Vu les autres pièces du dossier.
Vu :
- l'accord du 23 septembre 2006 relatif à la gestion concertée des flux migratoires entre la France et le Sénégal ;
- le code de l'entrée et du séjour des étrangers et du droit d'asile ;
- la loi n° 91-647 du 10 juillet 1991 ;
- le code de justice administrative.
Le président de la formation de jugement a dispensé le rapporteur public, sur sa proposition, de prononcer des conclusions à l'audience.
Les parties ont été régulièrement averties du jour de l'audience.

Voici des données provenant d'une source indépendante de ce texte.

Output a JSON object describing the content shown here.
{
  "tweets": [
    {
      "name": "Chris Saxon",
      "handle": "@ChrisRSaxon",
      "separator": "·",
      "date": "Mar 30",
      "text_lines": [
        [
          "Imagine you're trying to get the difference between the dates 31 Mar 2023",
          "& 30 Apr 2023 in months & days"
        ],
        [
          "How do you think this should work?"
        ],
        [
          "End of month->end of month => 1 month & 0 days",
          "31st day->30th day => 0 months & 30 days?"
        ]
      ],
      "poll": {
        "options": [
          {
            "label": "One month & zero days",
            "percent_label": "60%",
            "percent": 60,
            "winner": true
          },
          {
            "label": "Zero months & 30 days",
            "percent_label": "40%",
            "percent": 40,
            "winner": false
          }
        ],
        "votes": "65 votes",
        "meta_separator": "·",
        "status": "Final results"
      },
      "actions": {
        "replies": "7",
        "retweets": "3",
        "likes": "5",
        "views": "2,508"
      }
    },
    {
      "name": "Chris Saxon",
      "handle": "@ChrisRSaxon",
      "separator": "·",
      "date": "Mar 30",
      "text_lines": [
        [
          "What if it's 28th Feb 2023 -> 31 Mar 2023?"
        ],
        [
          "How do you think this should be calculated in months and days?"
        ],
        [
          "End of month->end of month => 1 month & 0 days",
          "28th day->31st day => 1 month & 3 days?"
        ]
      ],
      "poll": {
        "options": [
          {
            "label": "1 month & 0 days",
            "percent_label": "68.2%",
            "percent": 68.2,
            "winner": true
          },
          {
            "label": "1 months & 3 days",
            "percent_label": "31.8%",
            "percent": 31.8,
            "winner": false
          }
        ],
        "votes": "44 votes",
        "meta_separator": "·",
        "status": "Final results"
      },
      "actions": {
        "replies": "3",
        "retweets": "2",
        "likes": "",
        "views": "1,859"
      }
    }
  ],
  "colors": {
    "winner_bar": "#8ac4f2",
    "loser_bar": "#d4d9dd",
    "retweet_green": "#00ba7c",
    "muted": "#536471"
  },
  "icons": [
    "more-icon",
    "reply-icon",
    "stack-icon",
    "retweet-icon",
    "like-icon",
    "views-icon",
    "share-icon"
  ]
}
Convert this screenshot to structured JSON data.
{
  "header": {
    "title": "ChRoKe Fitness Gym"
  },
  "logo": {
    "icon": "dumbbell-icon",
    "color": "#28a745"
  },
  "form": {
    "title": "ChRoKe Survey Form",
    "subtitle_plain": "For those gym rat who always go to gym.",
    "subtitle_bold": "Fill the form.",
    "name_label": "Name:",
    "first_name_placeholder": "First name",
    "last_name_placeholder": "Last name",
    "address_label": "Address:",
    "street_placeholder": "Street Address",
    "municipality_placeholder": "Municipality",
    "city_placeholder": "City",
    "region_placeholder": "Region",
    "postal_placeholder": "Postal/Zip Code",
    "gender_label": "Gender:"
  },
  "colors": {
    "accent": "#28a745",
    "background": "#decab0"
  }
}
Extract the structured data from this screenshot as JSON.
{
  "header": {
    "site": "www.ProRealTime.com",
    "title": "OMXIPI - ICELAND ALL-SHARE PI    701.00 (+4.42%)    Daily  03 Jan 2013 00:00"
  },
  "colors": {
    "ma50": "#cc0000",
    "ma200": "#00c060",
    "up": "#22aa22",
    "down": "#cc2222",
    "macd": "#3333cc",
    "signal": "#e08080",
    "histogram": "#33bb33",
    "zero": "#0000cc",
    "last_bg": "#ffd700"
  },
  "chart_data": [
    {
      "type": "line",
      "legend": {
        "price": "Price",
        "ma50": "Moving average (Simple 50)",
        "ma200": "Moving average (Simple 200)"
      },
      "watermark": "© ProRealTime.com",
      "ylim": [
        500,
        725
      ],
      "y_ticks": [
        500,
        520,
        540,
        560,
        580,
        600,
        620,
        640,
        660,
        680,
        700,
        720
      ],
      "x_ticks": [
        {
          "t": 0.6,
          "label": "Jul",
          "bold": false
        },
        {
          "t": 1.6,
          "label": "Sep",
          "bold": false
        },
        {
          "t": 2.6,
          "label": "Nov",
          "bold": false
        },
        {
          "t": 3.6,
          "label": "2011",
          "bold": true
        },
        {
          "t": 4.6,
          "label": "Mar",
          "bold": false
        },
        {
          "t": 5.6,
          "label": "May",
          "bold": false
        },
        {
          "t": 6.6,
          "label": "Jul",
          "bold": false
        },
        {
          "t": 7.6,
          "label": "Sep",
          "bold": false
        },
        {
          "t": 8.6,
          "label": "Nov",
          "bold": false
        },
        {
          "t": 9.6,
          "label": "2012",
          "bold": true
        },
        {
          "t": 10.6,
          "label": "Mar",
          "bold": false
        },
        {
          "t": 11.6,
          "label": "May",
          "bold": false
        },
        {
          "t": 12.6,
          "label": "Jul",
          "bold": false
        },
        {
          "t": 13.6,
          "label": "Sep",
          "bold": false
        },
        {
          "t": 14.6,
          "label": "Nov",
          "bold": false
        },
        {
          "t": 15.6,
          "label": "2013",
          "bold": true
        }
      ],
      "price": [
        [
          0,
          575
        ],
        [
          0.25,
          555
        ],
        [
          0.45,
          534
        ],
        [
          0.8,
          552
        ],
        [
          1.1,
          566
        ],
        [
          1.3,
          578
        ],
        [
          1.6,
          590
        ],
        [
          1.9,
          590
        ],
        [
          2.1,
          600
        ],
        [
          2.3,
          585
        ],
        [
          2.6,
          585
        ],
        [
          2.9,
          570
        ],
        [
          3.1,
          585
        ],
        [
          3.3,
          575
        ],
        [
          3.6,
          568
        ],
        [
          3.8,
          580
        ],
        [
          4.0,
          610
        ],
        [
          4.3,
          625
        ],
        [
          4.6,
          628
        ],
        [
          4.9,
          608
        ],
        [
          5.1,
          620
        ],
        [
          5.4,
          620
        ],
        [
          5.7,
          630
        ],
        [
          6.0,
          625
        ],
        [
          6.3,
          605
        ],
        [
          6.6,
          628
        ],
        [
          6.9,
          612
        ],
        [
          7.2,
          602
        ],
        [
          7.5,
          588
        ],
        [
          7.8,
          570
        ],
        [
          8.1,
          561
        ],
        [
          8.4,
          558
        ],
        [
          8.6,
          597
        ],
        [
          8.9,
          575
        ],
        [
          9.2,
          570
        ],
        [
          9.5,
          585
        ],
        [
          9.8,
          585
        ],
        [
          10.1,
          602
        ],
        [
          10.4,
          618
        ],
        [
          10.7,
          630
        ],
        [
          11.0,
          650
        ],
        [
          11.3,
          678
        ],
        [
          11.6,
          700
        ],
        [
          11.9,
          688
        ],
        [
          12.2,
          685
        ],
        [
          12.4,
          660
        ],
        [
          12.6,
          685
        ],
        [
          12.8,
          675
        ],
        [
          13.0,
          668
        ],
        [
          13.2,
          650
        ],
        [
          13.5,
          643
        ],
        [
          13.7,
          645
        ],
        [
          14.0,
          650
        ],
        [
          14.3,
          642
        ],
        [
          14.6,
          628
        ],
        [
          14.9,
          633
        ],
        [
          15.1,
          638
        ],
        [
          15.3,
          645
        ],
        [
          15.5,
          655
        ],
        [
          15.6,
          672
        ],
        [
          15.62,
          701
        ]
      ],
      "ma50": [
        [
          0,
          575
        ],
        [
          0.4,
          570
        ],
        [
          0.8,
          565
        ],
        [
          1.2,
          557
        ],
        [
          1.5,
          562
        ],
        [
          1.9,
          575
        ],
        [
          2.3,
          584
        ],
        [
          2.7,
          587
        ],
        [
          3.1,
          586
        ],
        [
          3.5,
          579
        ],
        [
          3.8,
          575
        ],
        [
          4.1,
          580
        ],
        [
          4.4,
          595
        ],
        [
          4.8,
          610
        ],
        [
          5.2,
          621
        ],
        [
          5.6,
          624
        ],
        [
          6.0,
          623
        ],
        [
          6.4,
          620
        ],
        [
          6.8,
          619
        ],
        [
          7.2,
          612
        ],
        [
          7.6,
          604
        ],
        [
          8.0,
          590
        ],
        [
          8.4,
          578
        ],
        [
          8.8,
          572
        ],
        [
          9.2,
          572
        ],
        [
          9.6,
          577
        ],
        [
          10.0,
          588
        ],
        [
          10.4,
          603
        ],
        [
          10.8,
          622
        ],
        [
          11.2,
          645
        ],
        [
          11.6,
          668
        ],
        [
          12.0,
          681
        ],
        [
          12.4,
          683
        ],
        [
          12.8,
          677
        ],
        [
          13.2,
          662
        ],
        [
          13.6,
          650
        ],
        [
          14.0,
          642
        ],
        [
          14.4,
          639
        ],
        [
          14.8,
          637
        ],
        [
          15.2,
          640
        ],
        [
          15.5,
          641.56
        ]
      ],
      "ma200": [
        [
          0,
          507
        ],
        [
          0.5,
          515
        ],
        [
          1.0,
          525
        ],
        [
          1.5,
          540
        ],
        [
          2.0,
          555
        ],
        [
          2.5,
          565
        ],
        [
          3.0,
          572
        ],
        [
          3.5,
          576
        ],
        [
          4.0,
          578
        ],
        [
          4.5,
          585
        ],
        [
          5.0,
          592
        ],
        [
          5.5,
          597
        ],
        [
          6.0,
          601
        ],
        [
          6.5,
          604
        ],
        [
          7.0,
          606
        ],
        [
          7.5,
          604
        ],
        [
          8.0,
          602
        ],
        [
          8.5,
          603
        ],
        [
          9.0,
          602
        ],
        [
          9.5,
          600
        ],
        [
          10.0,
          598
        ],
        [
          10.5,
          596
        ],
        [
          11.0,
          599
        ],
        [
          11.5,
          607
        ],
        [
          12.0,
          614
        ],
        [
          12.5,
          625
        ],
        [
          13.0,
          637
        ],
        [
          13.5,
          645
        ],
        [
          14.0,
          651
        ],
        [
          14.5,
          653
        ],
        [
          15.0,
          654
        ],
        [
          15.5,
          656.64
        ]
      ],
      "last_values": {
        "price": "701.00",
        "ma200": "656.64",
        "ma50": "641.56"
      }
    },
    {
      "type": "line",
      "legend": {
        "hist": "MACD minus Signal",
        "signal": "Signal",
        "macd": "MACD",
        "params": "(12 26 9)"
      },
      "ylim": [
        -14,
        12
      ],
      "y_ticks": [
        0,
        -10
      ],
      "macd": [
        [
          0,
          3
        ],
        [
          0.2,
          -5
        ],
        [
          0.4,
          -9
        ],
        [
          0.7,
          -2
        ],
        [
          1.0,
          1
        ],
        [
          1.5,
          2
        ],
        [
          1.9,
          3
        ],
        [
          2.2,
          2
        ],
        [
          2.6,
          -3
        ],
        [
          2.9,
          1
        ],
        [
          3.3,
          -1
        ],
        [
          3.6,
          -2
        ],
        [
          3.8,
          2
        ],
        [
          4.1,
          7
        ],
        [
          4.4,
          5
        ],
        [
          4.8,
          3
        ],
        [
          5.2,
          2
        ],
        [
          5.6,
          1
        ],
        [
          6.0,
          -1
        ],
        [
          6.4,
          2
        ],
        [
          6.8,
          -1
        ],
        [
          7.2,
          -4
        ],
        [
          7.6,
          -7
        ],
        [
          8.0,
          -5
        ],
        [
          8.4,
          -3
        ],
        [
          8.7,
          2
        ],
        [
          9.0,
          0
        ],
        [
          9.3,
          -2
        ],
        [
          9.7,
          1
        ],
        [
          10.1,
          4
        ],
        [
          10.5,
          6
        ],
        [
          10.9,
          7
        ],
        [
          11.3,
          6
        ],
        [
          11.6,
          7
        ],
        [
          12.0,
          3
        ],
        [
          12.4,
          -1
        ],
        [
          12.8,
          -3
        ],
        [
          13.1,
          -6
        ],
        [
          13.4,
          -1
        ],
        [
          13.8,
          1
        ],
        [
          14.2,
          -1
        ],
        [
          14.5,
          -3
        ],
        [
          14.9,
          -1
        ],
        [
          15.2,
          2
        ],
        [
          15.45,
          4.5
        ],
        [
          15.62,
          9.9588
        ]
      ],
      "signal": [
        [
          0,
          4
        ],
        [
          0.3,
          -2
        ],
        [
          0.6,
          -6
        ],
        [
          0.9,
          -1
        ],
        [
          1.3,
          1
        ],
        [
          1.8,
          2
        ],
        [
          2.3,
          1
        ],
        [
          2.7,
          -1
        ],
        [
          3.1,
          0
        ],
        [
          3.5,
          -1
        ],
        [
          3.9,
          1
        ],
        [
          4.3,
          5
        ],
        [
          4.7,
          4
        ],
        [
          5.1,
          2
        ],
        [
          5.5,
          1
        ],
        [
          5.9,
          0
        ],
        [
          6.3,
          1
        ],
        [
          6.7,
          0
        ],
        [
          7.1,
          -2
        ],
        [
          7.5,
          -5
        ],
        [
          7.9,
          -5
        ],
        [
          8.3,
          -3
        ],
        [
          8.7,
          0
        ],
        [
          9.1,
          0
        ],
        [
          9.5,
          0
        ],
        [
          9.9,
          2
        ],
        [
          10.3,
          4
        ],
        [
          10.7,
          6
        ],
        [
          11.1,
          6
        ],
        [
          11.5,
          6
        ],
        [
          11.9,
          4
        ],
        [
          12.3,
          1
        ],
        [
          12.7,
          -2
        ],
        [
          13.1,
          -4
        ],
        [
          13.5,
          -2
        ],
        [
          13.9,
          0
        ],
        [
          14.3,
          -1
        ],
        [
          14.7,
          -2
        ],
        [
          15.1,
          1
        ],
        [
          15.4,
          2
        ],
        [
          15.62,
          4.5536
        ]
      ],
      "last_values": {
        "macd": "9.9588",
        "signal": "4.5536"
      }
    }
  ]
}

Le rapport de M. B... a été entendu au cours de l'audience publique.
Considérant ce qui suit :
1. Mme A..., ressortissante sénégalaise née le 9 octobre 1982, est entrée en France le 12 mars 2020 sous couvert d'un visa de court séjour, à la suite de son mariage au Sénégal avec un ressortissant français le 27 novembre 2019. Le préfet des Pyrénées-Orientales, par un arrêté du 30 août 2021, a refusé de faire droit à sa demande de titre de séjour, l'a obligée à quitter le territoire français dans un délai de trente jours et a fixé le pays de renvoi. Mme A... fait appel du jugement du 15 février 2022 par lequel le tribunal administratif de Montpellier a rejeté sa demande tendant à l'annulation de cet arrêté.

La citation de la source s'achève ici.